The energy performance of buildings has undergone major developments over the last few years. Due to increasingly demanding regulations, new technologies and constructive solutions have been sought to make buildings more energy efficient. Autoclaved aerated concrete (AAC) is a sustainable building material that provides a suitable solution to this problem. However, the hygrothermal behavior of AAC masonry walls is the subject of little discussion throughout the scientific community.
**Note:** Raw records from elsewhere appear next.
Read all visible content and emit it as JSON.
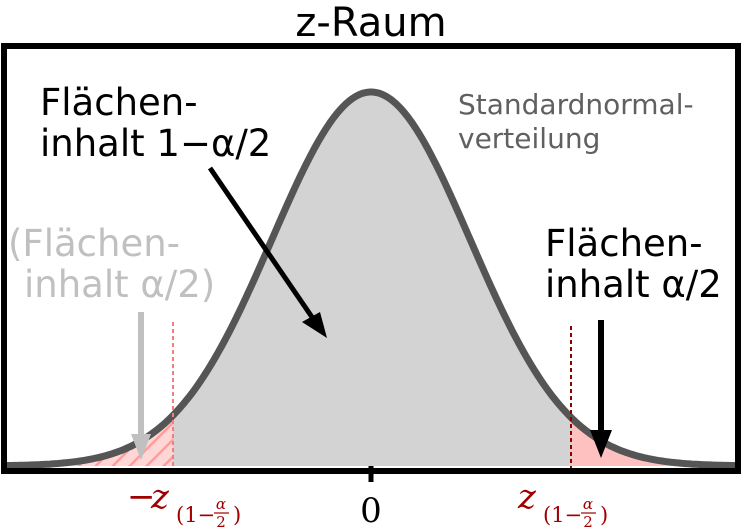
{
  "title": "z-Raum",
  "labels": {
    "center_area_line1": "Flächen-",
    "center_area_line2": "inhalt 1−α/2",
    "distribution_line1": "Standardnormal-",
    "distribution_line2": "verteilung",
    "left_area_line1": "(Flächen-",
    "left_area_line2": "inhalt α/2)",
    "right_area_line1": "Flächen-",
    "right_area_line2": "inhalt α/2"
  },
  "axis": {
    "zero_label": "0",
    "left_quantile_prefix": "−",
    "quantile_symbol": "z",
    "quantile_subscript_open": "(1−",
    "quantile_alpha": "α",
    "quantile_two": "2",
    "quantile_subscript_close": ")"
  },
  "colors": {
    "curve": "#555555",
    "body_fill": "#d3d3d3",
    "tail_fill": "#ffc0c0",
    "tail_hatch": "#ffa0a0",
    "quantile_line": "#8b0000",
    "quantile_line_left": "#f08080",
    "quantile_label": "#a00000",
    "left_label": "#c0c0c0",
    "distribution_label": "#606060"
  }
}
The paper focuses on identifying the influence of climatic conditions, as well as the effect of surface layers or insulation systems on the hygrothermal performance of exterior walls made of AAC. For the purpose of this study, several constructive solutions were analyzed in different climatic settings, namely Munich, Germany; Stockholm, Sweden; and San Francisco, U. S. A. The effects of applying different types of render/plaster layers or external thermal insulation system on AAC walls was also determined using hygrothermal software. In addition, the damage potential of frost and rainwater were assessed to better comprehend how these walls behave. The results showed that the overall performance of AAC wall systems and frost damage potential was found to be greatly influenced by the hygric properties of the exterior render. Additionally, it was shown that calculating the thermal transmittance in steady-state conditions can lead to gross underestimations compared to transient models. The results indicate that the EPS and XPS insulated walls were susceptible to moisture increase, due to rainwater leakage, unlike the MW insulated wall, which dried significantly faster. •WDR has a major effect on the water content of AAC masonry walls.•The severity of frost damage on the AAC block is significantly affected by WDR.•The MW insulated walls dried significantly faster than the EPS and XPS systems.•Steady-state U-values are a gross underestimation compared to transient U-values.